Value Added Tax is all set to begin its regime in the UAE region from January 1, 2018. It is expected that the new tax system will strengthen the nation by generating more revenues from non-oil businesses.
VAT is an indirect tax that is not based on the income but works with expenditure. It is applicable to goods and services within the value chain based on the value each state till it reached the end consumer, which the final taxation level.
some people fear that tax bring some negative meaning and the impact is very serious. So, to understand it better, it is important to learn how it is going to impact the household financially. As the VAT is a consumption-based tax, therefore it is important to take note of your consumption habits.

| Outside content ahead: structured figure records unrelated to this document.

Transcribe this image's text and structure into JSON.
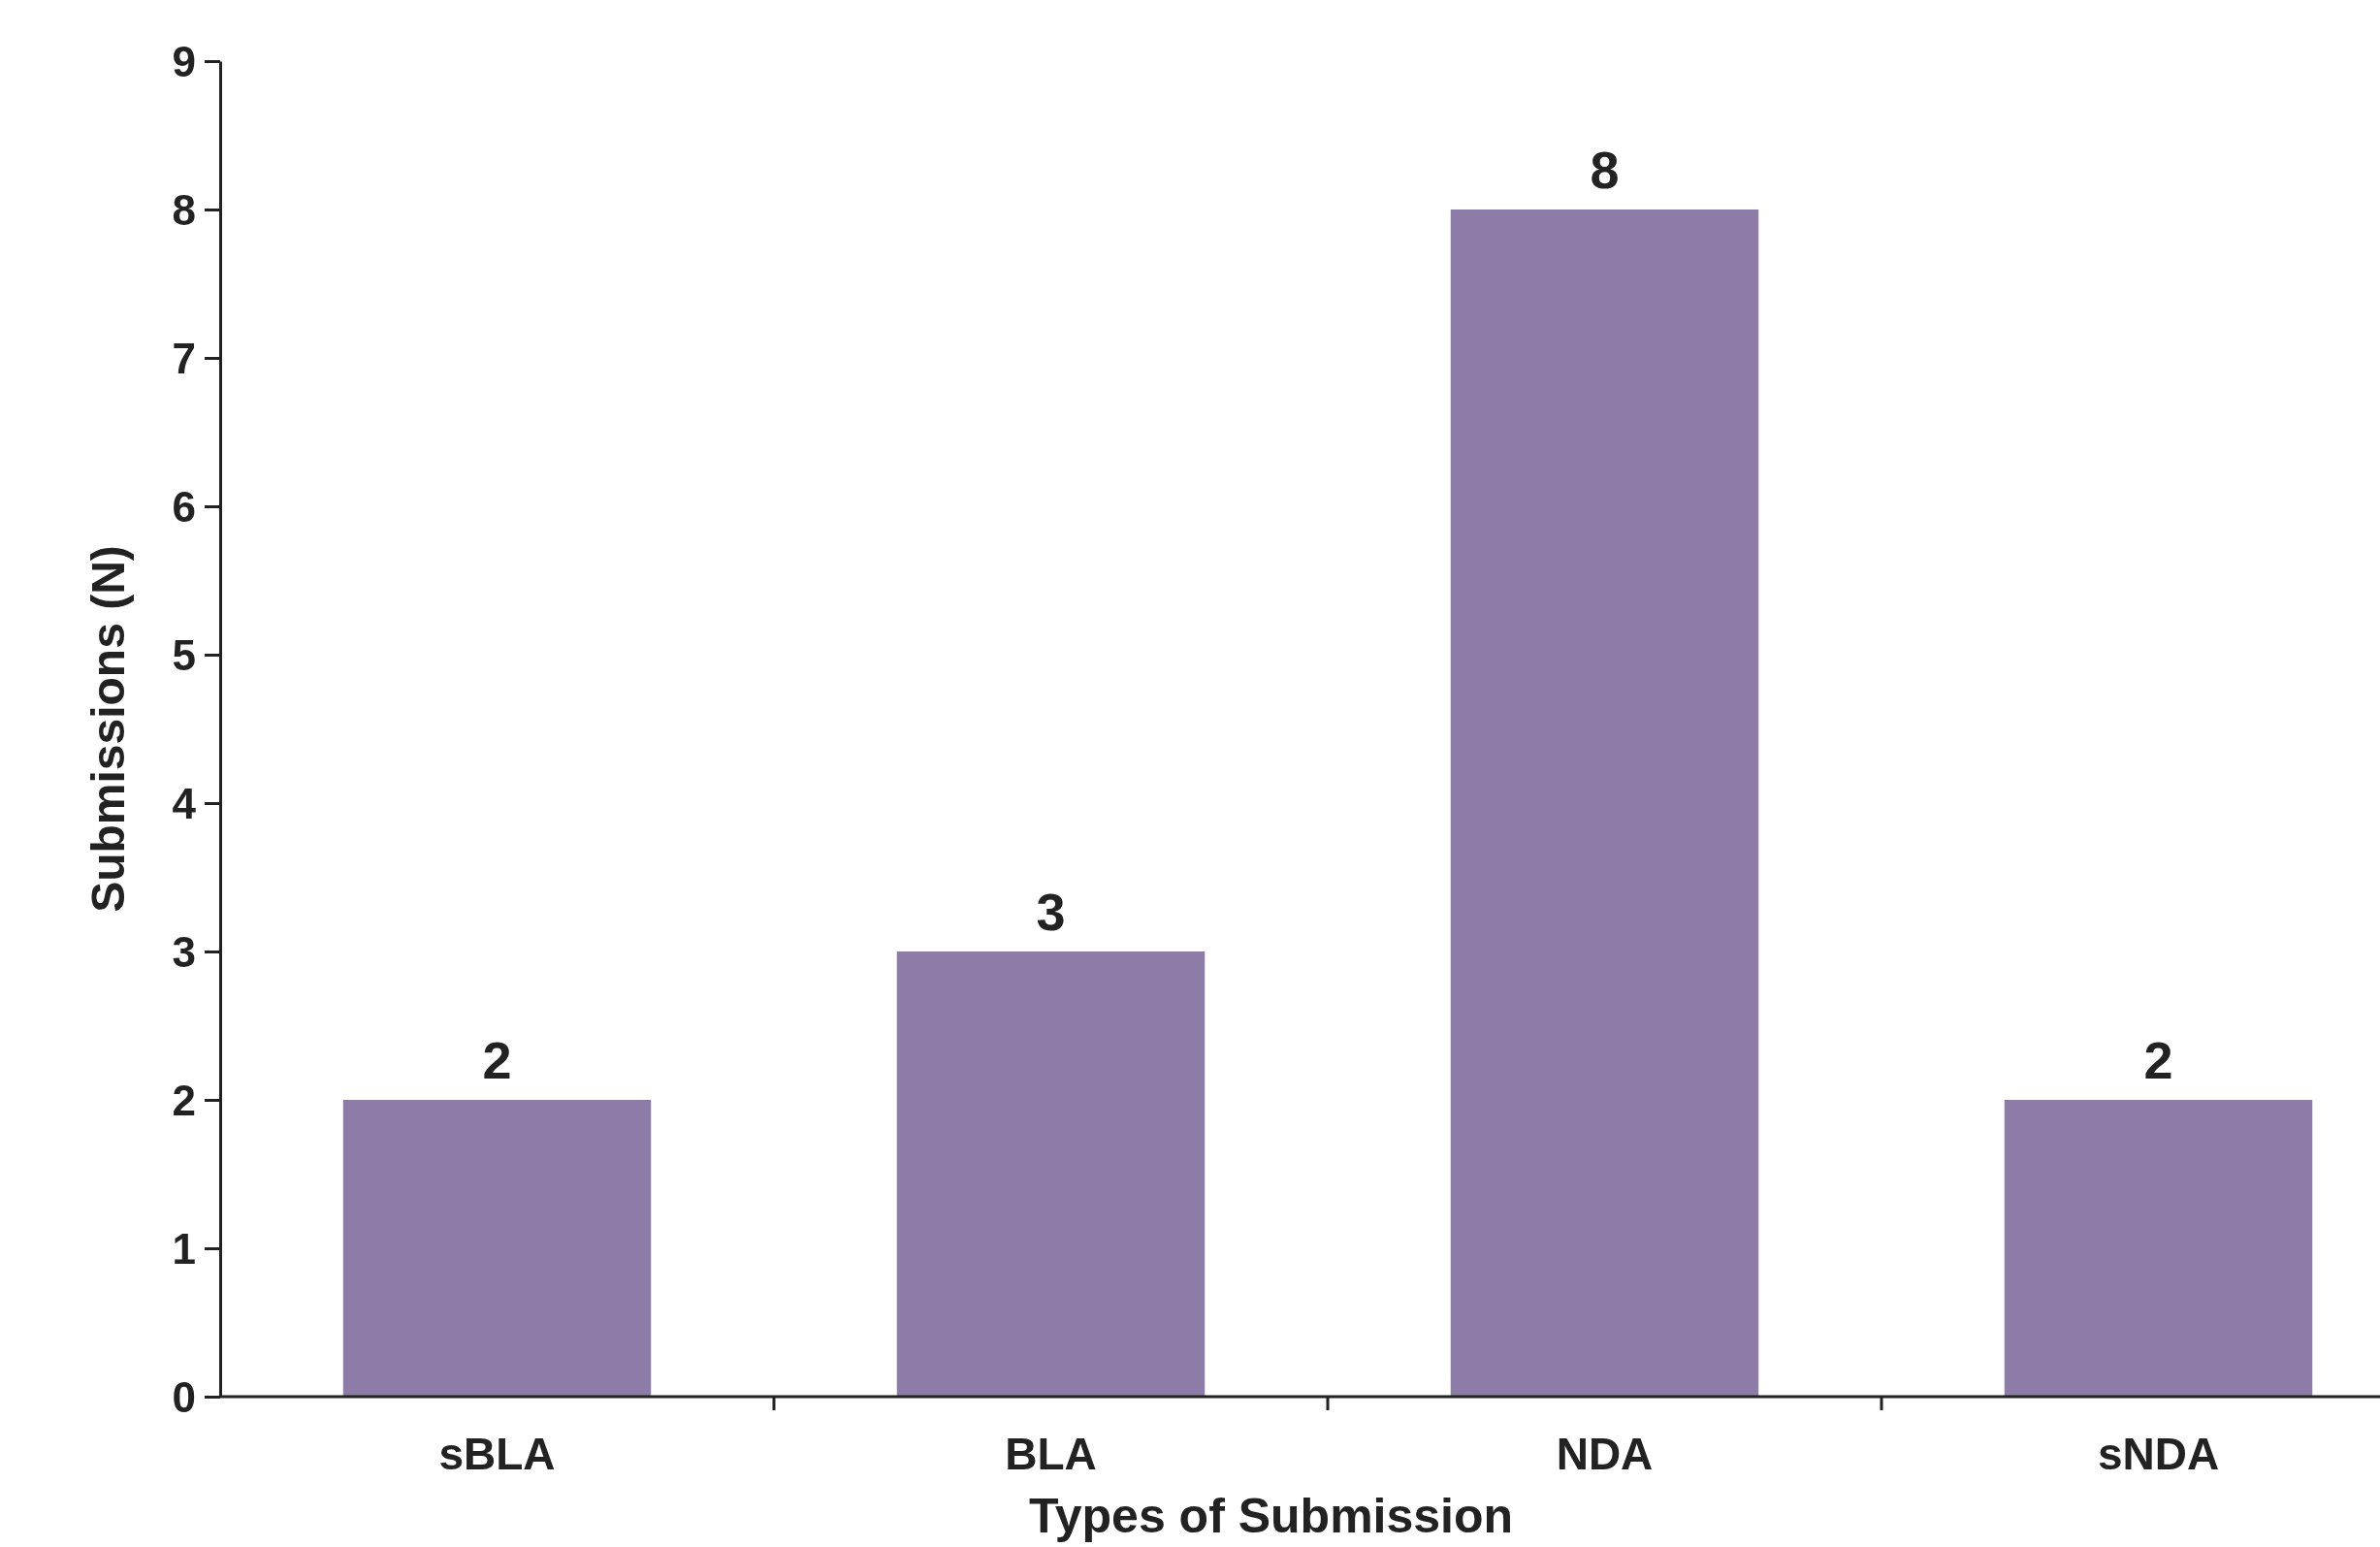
{
  "chart_data": {
    "type": "bar",
    "xlabel": "Types of Submission",
    "ylabel": "Submissions (N)",
    "categories": [
      "sBLA",
      "BLA",
      "NDA",
      "sNDA"
    ],
    "values": [
      2,
      3,
      8,
      2
    ],
    "color": "#8e7ca8",
    "ylim": [
      0,
      9
    ],
    "yticks": [
      0,
      1,
      2,
      3,
      4,
      5,
      6,
      7,
      8,
      9
    ],
    "data_labels": true
  }
}
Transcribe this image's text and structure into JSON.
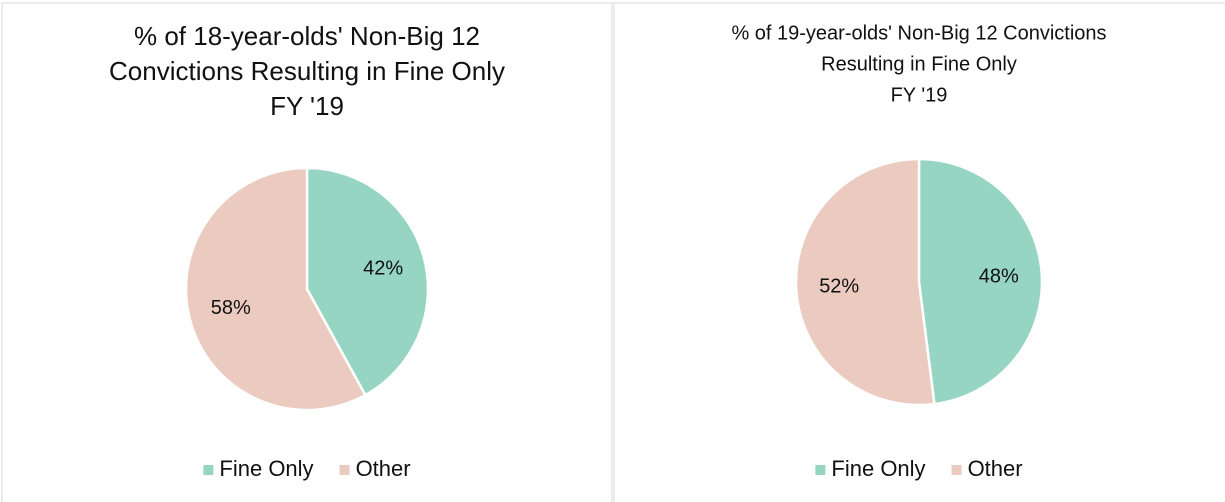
{
  "chart_data": [
    {
      "type": "pie",
      "title": [
        "% of 18-year-olds' Non-Big 12",
        "Convictions Resulting in Fine Only",
        "FY '19"
      ],
      "categories": [
        "Fine Only",
        "Other"
      ],
      "values": [
        42,
        58
      ],
      "value_labels": [
        "42%",
        "58%"
      ],
      "colors": [
        "#95d5c1",
        "#ebcbbf"
      ],
      "legend": "bottom"
    },
    {
      "type": "pie",
      "title": [
        "% of 19-year-olds' Non-Big 12 Convictions",
        "Resulting in Fine Only",
        "FY '19"
      ],
      "categories": [
        "Fine Only",
        "Other"
      ],
      "values": [
        48,
        52
      ],
      "value_labels": [
        "48%",
        "52%"
      ],
      "colors": [
        "#95d5c1",
        "#ebcbbf"
      ],
      "legend": "bottom"
    }
  ]
}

Not every item is liable for VAT.
If your household items include only necessary items then the shopping bill not increase and will be under five percent bracket. The major impact of VAT will be experienced when you opt retail shopping.
Also, the retailers need to prepare for the upcoming VAT regime. This is what they should be looking forward to the VAT rollout:
Improving IT Infrastructure
For the smooth working of the VAT system, it is recommended to upgrade the existing systems. The major task is to frame a network of tax professional’s that needs to be executed at an early stage.
The requirement of tax professions with some experience in the VAT will go high. As it is the part of the pan-GCC, the demand for such professionals will go high.
The major challenge for retailers is to plan the discount strategy. Looking into the sale culture in the retail capital Dubai, the impact of VAT will be levied on the retailer community.
Acknowledge Consumer Mindset
In order to understand the impact of VAT on Household Budget, it important to know the consumers. The tourist factor is the most highlighting here. How will the refund for tourists work, which is an important part of the retail sector?
According to experts, the net impact of VAT on UAE median households would be around 3 percent, which is minimal. Furthermore, the initial impact is expected to taper within three to six months as consumers get used to the VAT impact (similar to Salik).